Sunday, July 11, 2010

Spain Makes History in World Cup Final

The 2010 World Cup final will not be a game that will be shown to young students who are trying to learn just how beautiful of a game soccer can be, because this was not soccer at it's finest. But at the end of the 120 minutes that were played, it was a game that if nothing else decided a winner. To me, soccer really isn't a game that you can just watch for five minutes of and get a true idea of what's going on. You can flip on a baseball game and watch an inning or two, you can watch a couple of drives during a football game, but soccer is more of a story. To appreciate what you've just witnessed when you watch soccer, you have to watch the full affair.

This was a game where Spain overcame a relentless attack from the Netherlands, as the Dutch seemed to take on the role of "beast" over that of "beauty". We ended up seeing thirteen yellow cards given, one which turned out to be a double yellow card (which equals a red), and eight of those went to the Netherlands. Of course, Spain played quite ugly at times as well, but the Netherlands will also be painted as the more vicious team in this game mainly because of a literal drop kick that was performed in the 28th minute by a Dutch defender.

In terms of non-violent excitement, this game really didn't pick up until midway until the second half when the game did start to open up a bit. Both teams ended up having some real solid chances, including 1-on-1 opportunities that were missed by both sides. But neither team could find the net in regular time, and an extra thirty minutes were tacked on. It really did seem like penalty kicks where inevitable until in the 116th minute when Cesc Fabregas intercepted a Netherlands clearance and promptly found Andres Iniesta. Iniesta put just enough heat on the ball so that Stekelenberg, the Dutch keeper, wouldn't be able to deflect it, and Spain found themselves World Cup champions for the first time (and they are also the new unofficial world football champions, let's not forget that!)

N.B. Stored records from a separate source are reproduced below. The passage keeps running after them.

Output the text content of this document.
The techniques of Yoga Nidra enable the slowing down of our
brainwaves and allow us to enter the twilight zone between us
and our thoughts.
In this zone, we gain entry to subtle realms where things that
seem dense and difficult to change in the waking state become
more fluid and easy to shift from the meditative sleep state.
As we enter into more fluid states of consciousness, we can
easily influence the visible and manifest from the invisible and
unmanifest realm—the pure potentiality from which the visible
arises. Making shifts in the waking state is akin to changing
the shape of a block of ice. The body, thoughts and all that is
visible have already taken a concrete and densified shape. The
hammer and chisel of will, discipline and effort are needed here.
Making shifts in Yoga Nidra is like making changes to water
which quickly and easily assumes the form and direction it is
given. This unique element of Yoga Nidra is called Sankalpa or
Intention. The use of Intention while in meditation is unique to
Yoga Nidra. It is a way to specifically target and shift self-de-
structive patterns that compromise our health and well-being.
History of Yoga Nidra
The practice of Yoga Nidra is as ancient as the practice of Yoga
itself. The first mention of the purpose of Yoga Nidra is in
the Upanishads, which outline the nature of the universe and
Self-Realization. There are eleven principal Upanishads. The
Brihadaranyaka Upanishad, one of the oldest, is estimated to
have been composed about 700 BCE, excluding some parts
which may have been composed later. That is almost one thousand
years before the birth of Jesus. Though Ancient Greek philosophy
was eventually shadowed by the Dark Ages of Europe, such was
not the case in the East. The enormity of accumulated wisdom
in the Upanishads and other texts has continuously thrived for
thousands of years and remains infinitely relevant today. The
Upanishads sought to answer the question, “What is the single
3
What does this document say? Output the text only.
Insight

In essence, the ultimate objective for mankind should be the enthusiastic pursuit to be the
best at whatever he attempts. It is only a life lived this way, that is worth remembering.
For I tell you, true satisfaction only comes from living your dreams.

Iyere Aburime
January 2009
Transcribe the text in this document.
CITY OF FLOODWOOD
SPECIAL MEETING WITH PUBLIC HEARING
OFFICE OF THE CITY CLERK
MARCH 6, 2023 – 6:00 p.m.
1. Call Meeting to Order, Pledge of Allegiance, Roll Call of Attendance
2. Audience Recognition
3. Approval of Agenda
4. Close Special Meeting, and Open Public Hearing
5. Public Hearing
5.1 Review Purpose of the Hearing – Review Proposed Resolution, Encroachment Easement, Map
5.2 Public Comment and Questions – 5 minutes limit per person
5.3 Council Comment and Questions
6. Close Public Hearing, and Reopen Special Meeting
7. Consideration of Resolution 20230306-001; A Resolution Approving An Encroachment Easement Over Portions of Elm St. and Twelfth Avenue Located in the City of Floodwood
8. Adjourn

Without question, Spain has been the world's best team since the last World Cup, and the victory in this tournament was deserved. They only managed to score eight goals in seven games, but that proved more than enough. Spain becomes the first European team to win a World Cup away from European soil, as well as the first team to win a Cup after losing their first game. Other teams may have been more flashy, but Spain was the best side in this tournament and now have been rewarded as such.

Honestly, this World Cup seems like it went a lot faster than other ones I've remembered. It does seem, at least in the country, that there were two World Cups. One that included the Americans, and one that happened after we were eliminated. I'm going to remember this Cup as the time where the Americans had a captivating run but ultimately were eliminated a lot quicker than they could have been. As we've talked about, this was our best chance to really go far in a World Cup since ever, and we weren't able to come through. I am excited though to watch this team mold together in the next four years and see what we can come up with. Start making travel arraignments to Brazil now my friends.